Sunday, November 3, 2019

MMGM: More to the Story by Hena Khan

**May Contain Spoilers**
This re-imagining of Louisa May Alcott's 1868/69 novel Little Women has been wonderfully updated for today's readers. It is still the story of the four sisters and their parents, the Mirza family of Pakistani Americans Muslims, no longer living in 19th century New England, but in present day Atlanta, Georgia. And hurray, Laurie isn't gone either, he is now a British Pakistani boy named Ali, 14, sent to the US from London by his mother, who hopes to soon follow him to Atlanta with his sister. Ali is  living with the honorary Auntie and Uncle of the Mirza sisters.

The novel is narrated by Jameela, 13 and an aspiring writer and author of a family newsletter called Mirza Memos and hoping to be the new Editor of the school newspaper. The story begins on Eid, and Jam, sisters Aleeza, 10, Bisma, 11, and Maryam, 15, are upset at the news that their father won't be there for the first time. Baba had recently lost his contract job at the Center for Disease Control and was in Maryland for an interview.

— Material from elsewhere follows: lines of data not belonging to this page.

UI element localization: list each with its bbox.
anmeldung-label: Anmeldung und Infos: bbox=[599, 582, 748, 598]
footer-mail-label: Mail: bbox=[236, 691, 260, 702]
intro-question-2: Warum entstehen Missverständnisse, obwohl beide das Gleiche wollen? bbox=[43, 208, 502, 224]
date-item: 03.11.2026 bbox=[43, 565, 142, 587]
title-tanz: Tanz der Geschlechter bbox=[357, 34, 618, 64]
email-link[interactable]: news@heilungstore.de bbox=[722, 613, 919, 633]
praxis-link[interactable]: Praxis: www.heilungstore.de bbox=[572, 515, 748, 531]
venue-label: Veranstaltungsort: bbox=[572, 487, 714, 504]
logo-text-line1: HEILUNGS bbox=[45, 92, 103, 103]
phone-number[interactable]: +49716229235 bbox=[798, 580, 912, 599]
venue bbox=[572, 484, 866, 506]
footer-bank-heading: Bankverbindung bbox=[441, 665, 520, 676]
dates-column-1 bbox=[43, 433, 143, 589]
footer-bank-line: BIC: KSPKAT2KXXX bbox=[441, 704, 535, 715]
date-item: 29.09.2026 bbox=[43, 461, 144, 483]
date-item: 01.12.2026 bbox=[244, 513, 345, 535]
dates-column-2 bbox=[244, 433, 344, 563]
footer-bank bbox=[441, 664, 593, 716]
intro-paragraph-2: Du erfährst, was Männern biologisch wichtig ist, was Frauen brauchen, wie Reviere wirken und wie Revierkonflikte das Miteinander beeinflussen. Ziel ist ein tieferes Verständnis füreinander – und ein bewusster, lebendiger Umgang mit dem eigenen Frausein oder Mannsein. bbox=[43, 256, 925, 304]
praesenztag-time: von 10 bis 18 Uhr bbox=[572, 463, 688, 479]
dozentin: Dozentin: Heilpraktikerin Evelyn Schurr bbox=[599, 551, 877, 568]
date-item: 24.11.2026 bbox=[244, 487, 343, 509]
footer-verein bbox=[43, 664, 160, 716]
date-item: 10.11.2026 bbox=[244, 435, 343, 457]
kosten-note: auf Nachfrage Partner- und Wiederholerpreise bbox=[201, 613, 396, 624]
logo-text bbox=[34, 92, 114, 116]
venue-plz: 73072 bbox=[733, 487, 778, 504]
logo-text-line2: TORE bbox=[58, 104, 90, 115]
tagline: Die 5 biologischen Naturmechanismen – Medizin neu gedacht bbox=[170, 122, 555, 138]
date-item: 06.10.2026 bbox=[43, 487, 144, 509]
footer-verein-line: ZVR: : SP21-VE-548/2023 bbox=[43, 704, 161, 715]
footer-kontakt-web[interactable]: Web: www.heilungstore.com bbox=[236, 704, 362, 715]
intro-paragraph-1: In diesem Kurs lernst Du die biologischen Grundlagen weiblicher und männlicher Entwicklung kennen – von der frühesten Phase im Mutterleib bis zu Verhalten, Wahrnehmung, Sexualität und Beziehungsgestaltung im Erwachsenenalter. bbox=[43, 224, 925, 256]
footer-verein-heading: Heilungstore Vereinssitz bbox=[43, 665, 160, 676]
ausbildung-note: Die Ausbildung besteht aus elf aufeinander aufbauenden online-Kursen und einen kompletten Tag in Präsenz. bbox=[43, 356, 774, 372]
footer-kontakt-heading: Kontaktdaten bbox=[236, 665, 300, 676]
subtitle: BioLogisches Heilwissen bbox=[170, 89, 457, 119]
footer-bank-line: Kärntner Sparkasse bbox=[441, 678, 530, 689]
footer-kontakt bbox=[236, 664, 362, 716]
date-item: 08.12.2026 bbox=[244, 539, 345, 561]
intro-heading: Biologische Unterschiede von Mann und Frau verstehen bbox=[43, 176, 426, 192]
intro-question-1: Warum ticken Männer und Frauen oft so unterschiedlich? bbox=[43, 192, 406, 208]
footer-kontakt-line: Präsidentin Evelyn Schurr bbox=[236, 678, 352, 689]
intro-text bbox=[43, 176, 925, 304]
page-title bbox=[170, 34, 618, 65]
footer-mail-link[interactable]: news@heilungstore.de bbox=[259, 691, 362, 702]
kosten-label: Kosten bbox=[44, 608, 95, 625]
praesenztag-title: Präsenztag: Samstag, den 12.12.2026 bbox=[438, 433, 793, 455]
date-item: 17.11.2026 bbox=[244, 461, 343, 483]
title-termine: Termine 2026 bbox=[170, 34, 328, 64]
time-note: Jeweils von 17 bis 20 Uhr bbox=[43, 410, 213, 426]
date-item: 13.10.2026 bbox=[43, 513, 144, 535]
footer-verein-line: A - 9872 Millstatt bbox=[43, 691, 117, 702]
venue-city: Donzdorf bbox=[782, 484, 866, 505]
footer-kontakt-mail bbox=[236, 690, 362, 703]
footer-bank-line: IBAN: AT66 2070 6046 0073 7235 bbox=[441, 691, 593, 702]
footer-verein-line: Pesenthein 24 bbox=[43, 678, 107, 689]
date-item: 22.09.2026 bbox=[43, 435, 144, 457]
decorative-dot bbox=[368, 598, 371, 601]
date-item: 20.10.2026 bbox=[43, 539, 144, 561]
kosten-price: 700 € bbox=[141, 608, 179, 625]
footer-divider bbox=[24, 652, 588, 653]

The good news for the family is that Baba does get a job - the family really needs the income, but it's setting up a hospital in Abu Dhabi, meaning he will have to live there for the length of his contract. The not-so-good news for Jam is that she's named Features Editor of the school paper, and her nemesis Travis is named Editor. Jam has always wanted to be an awarding winning journalist like her dada was, hoping to make her own father as proud of her as he was of his father. Since Jam and Ali are in the same school, she decides to do a interview with him for the paper. It's a great piece, within from a particular point of view, but using some off-the-record comments Ali made to her in confidence. Jam has to rewrite the article, leaving out those comments, but when the first article is inadvertently published, she has some hard lessons to learn about journalism and ethics. And now, Ali won't return her apology text messages.

Meanwhile, Bisma, who shares a room with Jameela, begins complaining of a lump in her neck. When it's diagnosed as leukemia, the family really pulls together while she is undergoing treatment. Not knowing what to do about Bisma, Jam sets up a blog on the CaringBridge website, enabling her to "keep a [private] journal, get comments from people who follow you, organize help with meals and rides and more." (pg 191) Slowly, Jam realizes that perhaps winning awards isn't as important as recording her sister's "journey to life" (pg 238) and subsequently making a difference for kids with cancer.

Oh, I just loved reading More to the Story. I loved the parallels to Little Women, so much came back to me despite not having read it since about 4th grade. But more importantly, I loved the differences, beginning with the wonderful close-knit Mirza family and Jam as a deliciously flawed protagonist. Yet, despite the trouble it causes, her article,  for the school paper, especially, has something to teach us all about how important our words are: "...[kids']words can make as much of a difference as adults' do - if we can get an audience that's bigger than our teachers and parents." (pg. 89) Now, that audience would be the young readers discovering this wonderful novel.

So what was Jam's article about. Well, it was called "Pardon Me? What Did You Say?" and it was about microaggressions, and although that wasn't the main part of the novel, it was a very important part. First of all, how often do you see the word microaggression in a middle grade novel? Not often, perhaps not often enough. Jam's article does make a difference, even nemesis Travis admits he had never heard the word. But the most important take-away is this - microaggressions hurt, or to quote Jam's friend Thu: "People say things that I guess are microaggressions about being Asian that really hurt sometimes." (pg. 116) And as Jam learns, words can hurt as much as they can heal.

More to the Story is an excellent choice for readers who like diverse stories and family stories all rolled up in a well-crafted novel.

This book is recommended for readers age 9+
This book was sent to me by the publisher, Salaam Readers, an imprint of Simon & Schuster
Be sure to check out the other Marvelous Middle Grade Monday offerings, now being carried on by Greg at Always in the Middle. 


  1. This sounds like a fantastic book! It's neat how it puts a completely modern spin on a classic novel. Thanks so much for the review!

  2. Thank you for sharing this book with us for MMGM! I love 'Little Women', and this book sounds so intriguing.

  3. I enjoy retellings of great stories, and this one sounds fantastic. I like the diversity, the setting and the themes that are relevant to teens today! This book woulld be a great classroom book. THanks you for your wonderful review!

  4. I've not rad Little Women and maybe I should tackle that one first before delving into this modern day parallel. Looks alike a great one and thanks for featuring on MMGM.

  5. Interesting take on LW! I will have to check it out. I'd be interested in comparing it to the original.

  6. I read this recently and really loved it. Glad to see the word being spread. Thanks for the post.